Joop, Wolfgang trägt Mahagoni oder Plastik
Wir sitzen im „Reh“ in Altona und sind alle schon ein bisschen „bläuchen“, wie Isabel treffend bemerkt. Ins „Reh“ geht Frau wegen des Barkeepers, einem blondgelockten Gott, der aussieht wie der Typ aus „die blaue Lagune“ mit Brook Shields, nur ohne Brook Shields und mit Muskeln und unrasiert. Im „Reh“ gibt es außerdem Caipirina in zwei Größen, groß und klein.
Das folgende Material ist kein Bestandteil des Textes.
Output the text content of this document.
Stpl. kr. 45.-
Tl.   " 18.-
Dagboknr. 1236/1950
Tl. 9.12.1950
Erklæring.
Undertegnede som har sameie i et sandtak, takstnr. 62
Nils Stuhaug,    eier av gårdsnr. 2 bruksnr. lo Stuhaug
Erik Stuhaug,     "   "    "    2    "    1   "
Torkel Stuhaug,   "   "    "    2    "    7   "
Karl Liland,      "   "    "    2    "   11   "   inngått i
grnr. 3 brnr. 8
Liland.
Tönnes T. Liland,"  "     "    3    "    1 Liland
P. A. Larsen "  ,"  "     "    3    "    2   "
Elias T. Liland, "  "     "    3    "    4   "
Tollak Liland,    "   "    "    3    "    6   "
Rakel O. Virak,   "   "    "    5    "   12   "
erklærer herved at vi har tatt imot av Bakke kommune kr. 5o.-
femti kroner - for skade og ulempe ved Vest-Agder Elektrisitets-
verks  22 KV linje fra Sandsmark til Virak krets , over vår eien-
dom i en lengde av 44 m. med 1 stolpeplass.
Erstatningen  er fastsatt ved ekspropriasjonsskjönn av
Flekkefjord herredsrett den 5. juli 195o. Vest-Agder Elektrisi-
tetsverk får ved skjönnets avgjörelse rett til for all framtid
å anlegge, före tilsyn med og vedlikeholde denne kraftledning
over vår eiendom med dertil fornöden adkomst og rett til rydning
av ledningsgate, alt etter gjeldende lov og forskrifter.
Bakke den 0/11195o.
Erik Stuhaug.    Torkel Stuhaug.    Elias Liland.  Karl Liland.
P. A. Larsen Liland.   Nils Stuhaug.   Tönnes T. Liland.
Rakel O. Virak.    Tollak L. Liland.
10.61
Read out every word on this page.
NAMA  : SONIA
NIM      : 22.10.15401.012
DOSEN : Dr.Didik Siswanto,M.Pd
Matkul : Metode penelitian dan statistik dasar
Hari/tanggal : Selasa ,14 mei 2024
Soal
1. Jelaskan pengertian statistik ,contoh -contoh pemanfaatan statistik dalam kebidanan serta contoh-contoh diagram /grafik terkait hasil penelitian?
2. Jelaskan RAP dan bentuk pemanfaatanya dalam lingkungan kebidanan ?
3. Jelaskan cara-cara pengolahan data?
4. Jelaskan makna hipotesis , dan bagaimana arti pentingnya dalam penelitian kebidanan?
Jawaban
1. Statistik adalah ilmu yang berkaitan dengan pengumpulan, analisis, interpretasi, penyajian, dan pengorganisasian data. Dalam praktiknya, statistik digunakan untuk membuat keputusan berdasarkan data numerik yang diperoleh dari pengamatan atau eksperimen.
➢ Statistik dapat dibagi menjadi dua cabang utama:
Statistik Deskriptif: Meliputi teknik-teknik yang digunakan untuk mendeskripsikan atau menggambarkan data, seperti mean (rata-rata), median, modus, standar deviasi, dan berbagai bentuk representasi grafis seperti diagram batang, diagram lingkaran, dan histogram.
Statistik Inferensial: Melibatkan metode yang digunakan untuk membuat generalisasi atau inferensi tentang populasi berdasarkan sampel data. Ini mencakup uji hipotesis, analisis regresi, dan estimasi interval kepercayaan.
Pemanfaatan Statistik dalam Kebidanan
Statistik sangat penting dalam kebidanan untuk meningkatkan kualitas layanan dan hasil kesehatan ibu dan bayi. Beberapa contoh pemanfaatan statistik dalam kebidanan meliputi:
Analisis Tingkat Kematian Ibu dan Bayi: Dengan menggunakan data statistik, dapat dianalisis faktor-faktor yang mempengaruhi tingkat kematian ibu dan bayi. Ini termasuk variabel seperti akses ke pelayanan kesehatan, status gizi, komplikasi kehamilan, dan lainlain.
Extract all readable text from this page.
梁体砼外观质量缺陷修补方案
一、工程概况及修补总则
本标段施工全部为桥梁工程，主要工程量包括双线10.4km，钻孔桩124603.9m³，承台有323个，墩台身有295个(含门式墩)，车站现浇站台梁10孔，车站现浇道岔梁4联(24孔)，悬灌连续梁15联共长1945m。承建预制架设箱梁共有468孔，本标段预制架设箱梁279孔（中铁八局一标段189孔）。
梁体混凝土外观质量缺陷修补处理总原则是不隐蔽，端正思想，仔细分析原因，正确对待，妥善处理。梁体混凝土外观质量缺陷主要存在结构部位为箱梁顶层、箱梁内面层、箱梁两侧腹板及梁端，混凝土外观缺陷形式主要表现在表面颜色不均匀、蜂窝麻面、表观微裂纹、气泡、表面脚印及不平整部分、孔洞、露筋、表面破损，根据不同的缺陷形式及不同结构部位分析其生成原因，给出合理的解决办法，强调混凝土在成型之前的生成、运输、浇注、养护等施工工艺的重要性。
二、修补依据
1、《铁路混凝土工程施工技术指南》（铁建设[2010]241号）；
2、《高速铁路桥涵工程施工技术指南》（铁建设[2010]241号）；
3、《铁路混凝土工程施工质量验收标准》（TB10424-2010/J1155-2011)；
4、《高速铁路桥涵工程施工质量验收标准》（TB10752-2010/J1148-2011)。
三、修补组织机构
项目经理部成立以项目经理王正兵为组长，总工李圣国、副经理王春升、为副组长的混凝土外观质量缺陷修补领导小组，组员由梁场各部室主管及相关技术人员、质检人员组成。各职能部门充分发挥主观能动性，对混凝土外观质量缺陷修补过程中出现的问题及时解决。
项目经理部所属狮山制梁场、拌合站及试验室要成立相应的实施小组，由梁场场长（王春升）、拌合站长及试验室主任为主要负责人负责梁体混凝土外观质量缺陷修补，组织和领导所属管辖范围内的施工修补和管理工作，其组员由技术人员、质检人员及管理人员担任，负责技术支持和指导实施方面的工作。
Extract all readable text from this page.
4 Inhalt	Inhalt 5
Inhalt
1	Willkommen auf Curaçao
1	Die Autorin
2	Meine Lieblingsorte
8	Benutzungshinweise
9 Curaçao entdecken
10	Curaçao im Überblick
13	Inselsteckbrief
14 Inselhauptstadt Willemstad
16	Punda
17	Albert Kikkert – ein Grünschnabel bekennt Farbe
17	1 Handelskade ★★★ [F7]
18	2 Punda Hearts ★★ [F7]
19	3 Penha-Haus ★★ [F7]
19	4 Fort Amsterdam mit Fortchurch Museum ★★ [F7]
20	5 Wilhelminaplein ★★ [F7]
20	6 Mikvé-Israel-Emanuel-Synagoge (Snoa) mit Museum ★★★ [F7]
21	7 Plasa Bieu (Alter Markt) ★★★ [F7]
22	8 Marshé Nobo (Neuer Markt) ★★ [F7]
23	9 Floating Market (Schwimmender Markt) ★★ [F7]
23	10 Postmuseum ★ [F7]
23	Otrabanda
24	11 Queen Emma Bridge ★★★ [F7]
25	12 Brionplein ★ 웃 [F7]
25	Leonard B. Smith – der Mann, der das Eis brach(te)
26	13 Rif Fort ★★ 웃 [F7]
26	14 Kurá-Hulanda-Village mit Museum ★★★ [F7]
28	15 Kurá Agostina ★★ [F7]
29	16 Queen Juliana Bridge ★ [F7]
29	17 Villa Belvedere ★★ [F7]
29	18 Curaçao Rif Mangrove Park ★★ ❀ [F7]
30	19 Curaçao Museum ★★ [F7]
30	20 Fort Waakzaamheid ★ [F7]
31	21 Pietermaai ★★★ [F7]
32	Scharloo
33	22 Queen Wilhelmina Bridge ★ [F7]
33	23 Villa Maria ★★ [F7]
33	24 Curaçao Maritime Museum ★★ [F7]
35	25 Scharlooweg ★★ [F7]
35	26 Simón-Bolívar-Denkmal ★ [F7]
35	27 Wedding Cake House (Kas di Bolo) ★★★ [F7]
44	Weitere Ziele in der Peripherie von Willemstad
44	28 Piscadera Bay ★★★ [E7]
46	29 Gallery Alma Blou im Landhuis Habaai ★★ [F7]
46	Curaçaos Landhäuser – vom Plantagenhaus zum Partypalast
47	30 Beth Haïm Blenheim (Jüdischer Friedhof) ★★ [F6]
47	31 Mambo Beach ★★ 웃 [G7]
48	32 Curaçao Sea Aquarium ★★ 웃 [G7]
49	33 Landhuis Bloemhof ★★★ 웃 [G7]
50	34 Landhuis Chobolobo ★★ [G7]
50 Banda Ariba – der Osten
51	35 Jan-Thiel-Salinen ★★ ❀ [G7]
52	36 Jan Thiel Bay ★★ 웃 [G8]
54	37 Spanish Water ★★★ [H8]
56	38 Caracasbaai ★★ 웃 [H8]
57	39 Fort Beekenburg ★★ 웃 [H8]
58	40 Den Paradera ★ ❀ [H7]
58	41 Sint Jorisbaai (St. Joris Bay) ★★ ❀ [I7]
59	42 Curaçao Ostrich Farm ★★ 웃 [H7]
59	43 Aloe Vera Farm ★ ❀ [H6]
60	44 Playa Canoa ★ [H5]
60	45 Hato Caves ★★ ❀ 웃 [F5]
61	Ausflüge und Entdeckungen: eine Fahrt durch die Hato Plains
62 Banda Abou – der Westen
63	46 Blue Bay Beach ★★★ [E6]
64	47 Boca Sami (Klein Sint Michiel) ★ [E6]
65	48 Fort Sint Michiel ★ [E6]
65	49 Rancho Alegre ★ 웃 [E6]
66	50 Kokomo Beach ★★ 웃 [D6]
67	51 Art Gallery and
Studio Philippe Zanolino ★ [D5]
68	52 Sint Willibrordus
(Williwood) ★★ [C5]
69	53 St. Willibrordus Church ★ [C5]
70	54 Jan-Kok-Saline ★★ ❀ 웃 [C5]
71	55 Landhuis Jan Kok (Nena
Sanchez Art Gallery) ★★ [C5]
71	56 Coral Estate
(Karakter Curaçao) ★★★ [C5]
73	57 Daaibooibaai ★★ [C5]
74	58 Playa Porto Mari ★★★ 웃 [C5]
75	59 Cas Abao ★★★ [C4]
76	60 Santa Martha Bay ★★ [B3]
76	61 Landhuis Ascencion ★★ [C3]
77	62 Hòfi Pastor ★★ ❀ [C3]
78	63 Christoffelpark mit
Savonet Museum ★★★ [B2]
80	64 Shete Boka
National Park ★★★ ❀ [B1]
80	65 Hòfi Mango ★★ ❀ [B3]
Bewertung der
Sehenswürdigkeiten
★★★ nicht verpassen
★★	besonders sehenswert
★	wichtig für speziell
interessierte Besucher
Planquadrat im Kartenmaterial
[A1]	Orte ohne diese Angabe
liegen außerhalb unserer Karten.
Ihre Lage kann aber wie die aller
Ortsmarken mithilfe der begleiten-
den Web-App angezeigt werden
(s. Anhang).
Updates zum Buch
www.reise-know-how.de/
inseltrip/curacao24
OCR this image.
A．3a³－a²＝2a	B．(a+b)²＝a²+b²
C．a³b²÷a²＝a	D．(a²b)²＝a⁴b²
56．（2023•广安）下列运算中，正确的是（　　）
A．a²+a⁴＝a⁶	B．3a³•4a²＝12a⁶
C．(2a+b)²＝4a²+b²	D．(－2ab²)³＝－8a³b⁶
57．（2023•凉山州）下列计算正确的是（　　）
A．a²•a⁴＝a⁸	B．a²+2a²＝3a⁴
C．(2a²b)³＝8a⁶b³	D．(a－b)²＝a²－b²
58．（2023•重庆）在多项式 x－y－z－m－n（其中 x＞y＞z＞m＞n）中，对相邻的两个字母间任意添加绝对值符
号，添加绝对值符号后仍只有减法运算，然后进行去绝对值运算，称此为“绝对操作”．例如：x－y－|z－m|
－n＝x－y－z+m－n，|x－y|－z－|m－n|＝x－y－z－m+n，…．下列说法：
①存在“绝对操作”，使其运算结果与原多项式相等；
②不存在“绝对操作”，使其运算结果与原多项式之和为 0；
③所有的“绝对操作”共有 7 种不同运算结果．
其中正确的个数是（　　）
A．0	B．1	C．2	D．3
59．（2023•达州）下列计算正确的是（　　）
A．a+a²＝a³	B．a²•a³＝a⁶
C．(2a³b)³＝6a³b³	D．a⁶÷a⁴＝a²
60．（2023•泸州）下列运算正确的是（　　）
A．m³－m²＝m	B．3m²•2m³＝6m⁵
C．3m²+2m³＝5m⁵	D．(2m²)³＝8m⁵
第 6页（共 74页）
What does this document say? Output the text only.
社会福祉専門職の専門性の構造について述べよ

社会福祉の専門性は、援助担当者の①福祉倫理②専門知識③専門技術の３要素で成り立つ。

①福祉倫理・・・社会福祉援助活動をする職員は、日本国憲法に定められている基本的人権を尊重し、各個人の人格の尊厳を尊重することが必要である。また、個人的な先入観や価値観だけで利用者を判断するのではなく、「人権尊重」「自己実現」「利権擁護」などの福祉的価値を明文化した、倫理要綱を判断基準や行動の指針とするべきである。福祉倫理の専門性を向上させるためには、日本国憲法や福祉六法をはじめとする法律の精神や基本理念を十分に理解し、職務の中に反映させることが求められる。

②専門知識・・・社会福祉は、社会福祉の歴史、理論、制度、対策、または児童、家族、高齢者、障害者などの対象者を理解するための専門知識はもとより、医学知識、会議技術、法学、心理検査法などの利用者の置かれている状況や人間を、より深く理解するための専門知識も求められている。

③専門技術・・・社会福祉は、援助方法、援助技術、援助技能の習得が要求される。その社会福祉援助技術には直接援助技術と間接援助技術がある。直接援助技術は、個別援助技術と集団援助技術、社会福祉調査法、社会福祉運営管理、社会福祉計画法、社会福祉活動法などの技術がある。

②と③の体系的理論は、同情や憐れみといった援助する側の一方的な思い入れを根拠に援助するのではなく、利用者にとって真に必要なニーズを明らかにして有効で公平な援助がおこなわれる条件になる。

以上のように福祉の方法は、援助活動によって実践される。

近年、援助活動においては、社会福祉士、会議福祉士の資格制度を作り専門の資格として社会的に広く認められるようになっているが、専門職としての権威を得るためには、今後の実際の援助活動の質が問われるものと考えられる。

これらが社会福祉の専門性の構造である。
Die Ladys nehmen immer klein und öfter und bewundern das Muskelspiel von Christopher Atkins, wenn er die unschuldigen Limetten mit groben Stößen entsaftet.
Dann stört mein alter Freund Holger. Holger handelt mit „Tee & Coffein“. Das flüstert er immer in einem Tonfall wie „Schweinkram & Drogen“, dabei hebt er bedeutungsvoll die Augenbrauen. Ich stelle Holger Isabel vor, er macht die Augenbrauen-Flüster-Nummer und gerade als ich denke, prima den hab ich von der Backe, ist er schon wieder da: “Caipi, Kopfwasser?“.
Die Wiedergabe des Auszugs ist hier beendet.